A cobrança destas contribuições obrigatórias, era feita geralmente por
rendeiros públicos, homens conhecidamente especuladores, verdadeiros
esfoladores e sanguessugas do povo, e por isto todos mal vistos e odiados. Já o
apelido de Publicano, isto é, pecador público, excomungado, que se lhes dava,
não deixava dúvida sobre a má fama de que tais homens gozavam.

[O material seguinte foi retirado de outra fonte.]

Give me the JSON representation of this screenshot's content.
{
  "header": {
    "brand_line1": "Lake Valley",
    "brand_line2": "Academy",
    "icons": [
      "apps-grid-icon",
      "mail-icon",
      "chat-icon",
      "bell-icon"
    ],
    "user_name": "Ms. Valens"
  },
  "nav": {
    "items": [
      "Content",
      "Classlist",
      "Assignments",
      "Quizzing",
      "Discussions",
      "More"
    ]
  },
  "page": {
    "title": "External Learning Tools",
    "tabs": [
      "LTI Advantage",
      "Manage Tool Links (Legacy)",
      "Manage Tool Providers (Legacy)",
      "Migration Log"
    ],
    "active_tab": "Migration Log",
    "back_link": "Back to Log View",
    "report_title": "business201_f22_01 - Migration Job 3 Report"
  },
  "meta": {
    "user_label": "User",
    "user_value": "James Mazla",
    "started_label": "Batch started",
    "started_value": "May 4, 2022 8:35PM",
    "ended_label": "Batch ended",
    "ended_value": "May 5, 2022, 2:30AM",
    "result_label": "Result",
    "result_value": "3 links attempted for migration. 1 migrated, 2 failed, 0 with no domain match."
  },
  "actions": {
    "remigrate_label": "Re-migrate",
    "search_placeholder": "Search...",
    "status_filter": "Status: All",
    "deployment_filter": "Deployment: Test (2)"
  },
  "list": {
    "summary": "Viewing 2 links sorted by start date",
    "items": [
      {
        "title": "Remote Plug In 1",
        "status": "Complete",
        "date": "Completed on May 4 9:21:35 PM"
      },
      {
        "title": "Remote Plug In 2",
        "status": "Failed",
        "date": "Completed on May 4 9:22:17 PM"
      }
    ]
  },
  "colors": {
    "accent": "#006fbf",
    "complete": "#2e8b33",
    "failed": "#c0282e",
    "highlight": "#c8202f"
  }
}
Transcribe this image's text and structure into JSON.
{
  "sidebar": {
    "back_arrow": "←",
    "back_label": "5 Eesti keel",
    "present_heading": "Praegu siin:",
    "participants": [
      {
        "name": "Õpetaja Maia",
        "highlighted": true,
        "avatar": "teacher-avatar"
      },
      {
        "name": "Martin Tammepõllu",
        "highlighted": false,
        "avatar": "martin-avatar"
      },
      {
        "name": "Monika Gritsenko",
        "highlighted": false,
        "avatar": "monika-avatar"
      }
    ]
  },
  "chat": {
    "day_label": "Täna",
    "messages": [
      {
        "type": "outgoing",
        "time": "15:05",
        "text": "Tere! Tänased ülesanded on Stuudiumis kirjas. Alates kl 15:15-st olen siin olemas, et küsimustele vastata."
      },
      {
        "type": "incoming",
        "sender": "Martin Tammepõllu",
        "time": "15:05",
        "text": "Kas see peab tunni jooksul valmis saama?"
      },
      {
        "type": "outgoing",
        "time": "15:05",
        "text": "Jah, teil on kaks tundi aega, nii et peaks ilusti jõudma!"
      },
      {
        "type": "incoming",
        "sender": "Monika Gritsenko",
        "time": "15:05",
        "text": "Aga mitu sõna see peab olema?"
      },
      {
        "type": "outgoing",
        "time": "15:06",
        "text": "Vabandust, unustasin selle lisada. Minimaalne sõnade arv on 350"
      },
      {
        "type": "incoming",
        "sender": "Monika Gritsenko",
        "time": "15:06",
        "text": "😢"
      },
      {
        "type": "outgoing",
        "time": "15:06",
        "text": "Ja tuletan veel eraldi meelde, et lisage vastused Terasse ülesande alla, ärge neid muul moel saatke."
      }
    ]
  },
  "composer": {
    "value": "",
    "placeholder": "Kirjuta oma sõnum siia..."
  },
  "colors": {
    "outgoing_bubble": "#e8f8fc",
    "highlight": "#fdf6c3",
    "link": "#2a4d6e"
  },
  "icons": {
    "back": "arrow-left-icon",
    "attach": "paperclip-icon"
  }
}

Rendeiro de Cafarnaum era Levi, filho de Alfeu, que mais tarde
mudou o nome em Mateus, dom de Deus. Cafarnaum era a cidade pela qual Jesus
Cristo mostrava grande simpatia, tanto que os santos Evangelhos a chamam sua
cidade. Na sinagoga ou na praia do lago, doutrinou frequentemente e curou
muitos doentes.
Foi numa dessas ocasiões que Jesus, tendo pregado na praia, passou
perto do telonio de Levi, parou e disse a este: "Segue-me". Levi
levantou-se imediatamente, abandonou o rendoso negócio, mudou de nome e de
vida. Não é provável que esta mudança tão radical tenha sido fruto de um
entusiasmo espontâneo. É antes, de se supor, que Levi tenha tomado essa
resolução devido ao que vira e ouvira, de modo que o convite positivo do divino
Mestre lhe tenha posto termo às últimas dúvidas sobre a orientação da sua vida
futura. Diz São Jerônimo que Levi, vendo Nosso Senhor, ficou atraído pela
divina majestade que fulgurava nos olhos de Jesus Cristo. Converteu-se Levi,
diz Beda o Venerável, porque aquele que o chamou pela palavra, lhe dispôs
o coração pela graça divina.
Mateus deu em seguida um grande banquete de despedida aos amigos e
colegas, e convidou também Jesus e os discípulos. Os fariseus e escribas que,
com olhos de lince observavam todos os gestos do Mestre, vendo que este
aceitara o convite, acusaram-no dizendo: "Este homem anda com publicanos e
pecadores e banqueteia-se com eles!". Também os discípulos de Jesus
tiveram de ouvir repreensões: "Como é que o vosso Mestre se senta à mesa
com os pecadores?". Jesus, porém, respondeu-lhes: "Não
são os sãos, mas sim os doentes, que necessitam do médico. Não vim para chamar
os justos, senão os pecadores". Daí em diante Mateus foi um dos
discípulos mais dedicados ao divino Mestre, e seguiu-o por toda a parte.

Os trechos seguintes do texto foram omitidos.